Alexandre Sauquet  1@  , Douadia Bougherara, Raphaele Preget  2@  , Margaux Lapierre@
1 : Center for Environmental Economics of Montpellier
Institut national de recherche pour l’agriculture, l’alimentation et l’environnement (INRAE)
2 : CEE-M, Montpellier
Univ. Montpellier, CNRS, Institut national de la recherche agronomique (INRA), Montpellier SupAgro

Nearly all Agri-Environmental Schemes (AES) today offer stable annual payment over the duration of the contract. Yet, AES are often intended to be a transition tool, planned to trigger a change of practices and not to support it indefinitely. Offering decreasing sequence of payment thus appears particularly attractive. The standard discounted utility model supports this idea by predicting that individuals should prefer decreasing sequence of payments if total sum of outcomes is constant. Nevertheless, the literature shows that numerous mechanisms, such as anticipatory pleasure, loss aversion, or increasing productivity, can on the reverse lead individuals to prefer increasing sequence of payments. To understand the preferences of farmers over various potential sequences of payments, we propose a review of the mechanisms enlighten by the literature in psychology and economics. We then test the preference for stable, increasing or decreasing payments through a choice experiment survey.
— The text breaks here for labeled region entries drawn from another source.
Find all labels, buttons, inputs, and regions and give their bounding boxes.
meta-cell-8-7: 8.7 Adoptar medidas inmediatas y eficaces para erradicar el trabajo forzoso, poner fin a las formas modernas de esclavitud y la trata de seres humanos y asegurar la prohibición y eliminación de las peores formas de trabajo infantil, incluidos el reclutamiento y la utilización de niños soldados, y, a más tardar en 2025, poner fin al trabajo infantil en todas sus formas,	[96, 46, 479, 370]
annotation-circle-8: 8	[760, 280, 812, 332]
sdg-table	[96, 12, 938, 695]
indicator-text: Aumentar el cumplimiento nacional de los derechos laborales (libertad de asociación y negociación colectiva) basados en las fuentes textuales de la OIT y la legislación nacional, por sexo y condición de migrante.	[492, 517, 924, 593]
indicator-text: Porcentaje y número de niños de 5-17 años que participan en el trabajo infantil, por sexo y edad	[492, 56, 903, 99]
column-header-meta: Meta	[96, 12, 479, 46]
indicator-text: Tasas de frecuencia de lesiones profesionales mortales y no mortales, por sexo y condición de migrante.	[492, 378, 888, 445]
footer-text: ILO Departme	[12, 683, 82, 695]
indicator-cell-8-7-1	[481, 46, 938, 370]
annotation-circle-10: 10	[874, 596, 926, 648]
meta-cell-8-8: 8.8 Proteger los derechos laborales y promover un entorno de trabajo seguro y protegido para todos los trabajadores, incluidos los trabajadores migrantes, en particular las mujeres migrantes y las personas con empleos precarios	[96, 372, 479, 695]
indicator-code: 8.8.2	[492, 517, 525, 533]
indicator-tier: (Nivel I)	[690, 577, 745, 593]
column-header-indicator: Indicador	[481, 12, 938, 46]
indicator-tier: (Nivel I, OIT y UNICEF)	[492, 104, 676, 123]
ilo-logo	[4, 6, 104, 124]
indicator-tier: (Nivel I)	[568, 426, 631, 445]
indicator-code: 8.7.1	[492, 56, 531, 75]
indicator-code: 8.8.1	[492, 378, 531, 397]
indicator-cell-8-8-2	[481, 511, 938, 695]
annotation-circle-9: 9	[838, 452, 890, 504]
In this survey, farmers are proposed hypothetical contracts rewarding the planting of cover crops. To reduce the hypothetical bias, the choice cards were designed as a result of repeated interactions with local stakeholders. 123 French farmers, about 15\% of the contacted farmers, answered the survey. Overall, farmers do not present a clear willingness to depart from the usual stable payments. Nevertheless, 17\% declare that increasing sequences of payment are their favorite ones. Moreover, there is a significant rejection of decreasing payments from farmers with a lower discount rates or more willing to take risks than the median farmer, contradicting the discounted utility model.